Вдруг он вспомнил, что в прошлом году отказался участвовать в политических выступлениях против фашизма. Обратился тогда к нему старик Август Хольмсен, инструментальщик, его знакомый еще по партии, — неужели он заодно с коммунистами?
Людвиг Хардекопф взял чугунный корпус вентильного клапана, стоявший на станке, и вставил его в планшайбу. Измерив соединительное кольцо фланца вентиля, он наладил станок и привел в действие резец, который медленно стал впиваться в литье…
Листовка не выходила у него из головы. По закону ее следовало представить в дирекцию. Оставить у себя листовку — значило навлечь на себя опасность ареста. Людвиг оглядел машинный зал, еще погруженный в серый сумрак. Всем ли подкинули такие листовки? Сдадут ли их? В нескольких шагах от него Фриц Трешке возится с суппортом, вставляет новый резец, закрепляет винты. Хардекопф крикнул ему:
— Фриц! Фриц!
— А? Что такое?
— Нет ли чего-нибудь новенького?
— Что-то не слыхать. Все воюют да воюют.
— Да! Так-то оно, — сказал Людвиг.
Гм!.. Никто и вида не подает. С бывшими товарищами по партии у него нет связей. И друга у него нет, кому он мог бы довериться. Да, нехорошо это — быть всецело предоставленным самому себе. Правильно ли он поступит, если сдаст листовку в дирекцию?.. А вдруг ее найдут у него? Как это просто было прежде. Собирались, совещались и действовали с общего согласия. Но прошли те времена. Посоветоваться с Хольмсеном — нечего и думать, тот едва-едва с ним здоровается, после того как Людвиг отклонил его предложение. Нет, нехорошо быть таким одиноким. «Сдам я эту писанину», — решил Людвиг.

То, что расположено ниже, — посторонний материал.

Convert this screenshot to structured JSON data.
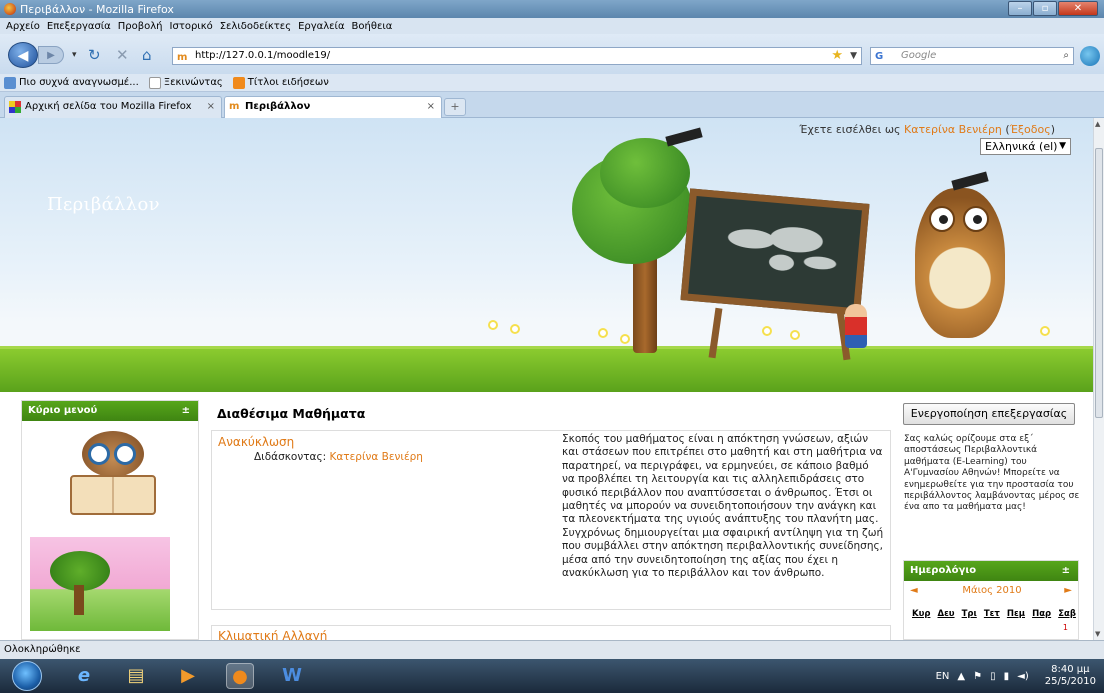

И все же медлил. Что, если он окажется в единственном числе? Еще, пожалуй, доносчиком ославят. Но держать у себя листовку тоже нельзя. Черт возьми, зачем ему подсунули этакое? Вот и мучайся теперь — совесть-то не даст покоя.
Допустим, он уничтожит листовку. А к нему придут и спросят, не получил ли он такой бумажки? Станешь отнекиваться — влипнешь. Ведь все может выйти наружу, и его изобличат.
«Сдам я ее! Как только подойдет мастер Хартунг — сдам!»
Фланец обточен. Он взял новый корпус, вставил в планшайбу, поправил, ударив несколько раз молотком, и снова включил резец. «Я ее уничтожу», — решил он.
Людвиг вынул из-под рейтштока листовку и сунул ее в чан с охладительной водой. Для того чтобы она не всплыла, он положил сверху железную гайку. В воде бумага размокнет и расползется. Остатки он бросит в бочку, когда будет менять воду.
А вот и мастер Хартунг.
— Здрасте!
— Здрасте!
Хартунг пошел дальше вдоль станков.
Незадолго до обеденного перерыва в цех вошли три человека, а за ними — главный инженер и старший мастер. Тотчас же от станка к станку полетело:
— Берегись! Фараоны!
Людвиг вздрогнул. Трешке повернулся к нему и сказал:
— Любопытно, кого они сегодня уведут?
Людвиг только кивнул. Он задыхался. «Не показать виду», — думал он. Глупо, что он уже бросил листовку в чан. А если им все известно? Если они ему напрямик скажут, что у него есть листовка? Если заглянут в чан, где она еще лежит под железной гайкой?
Те пятеро уже шли по цеху. Они останавливались у каждого токарного и строгального станка. Вот уже подходят к нему.
Старший мастер Флинт наклонился к Людвигу и спросил:
— Слышали вы что-нибудь насчет листовок, Хардекопф?
— Листовок? Не-ет, мастер!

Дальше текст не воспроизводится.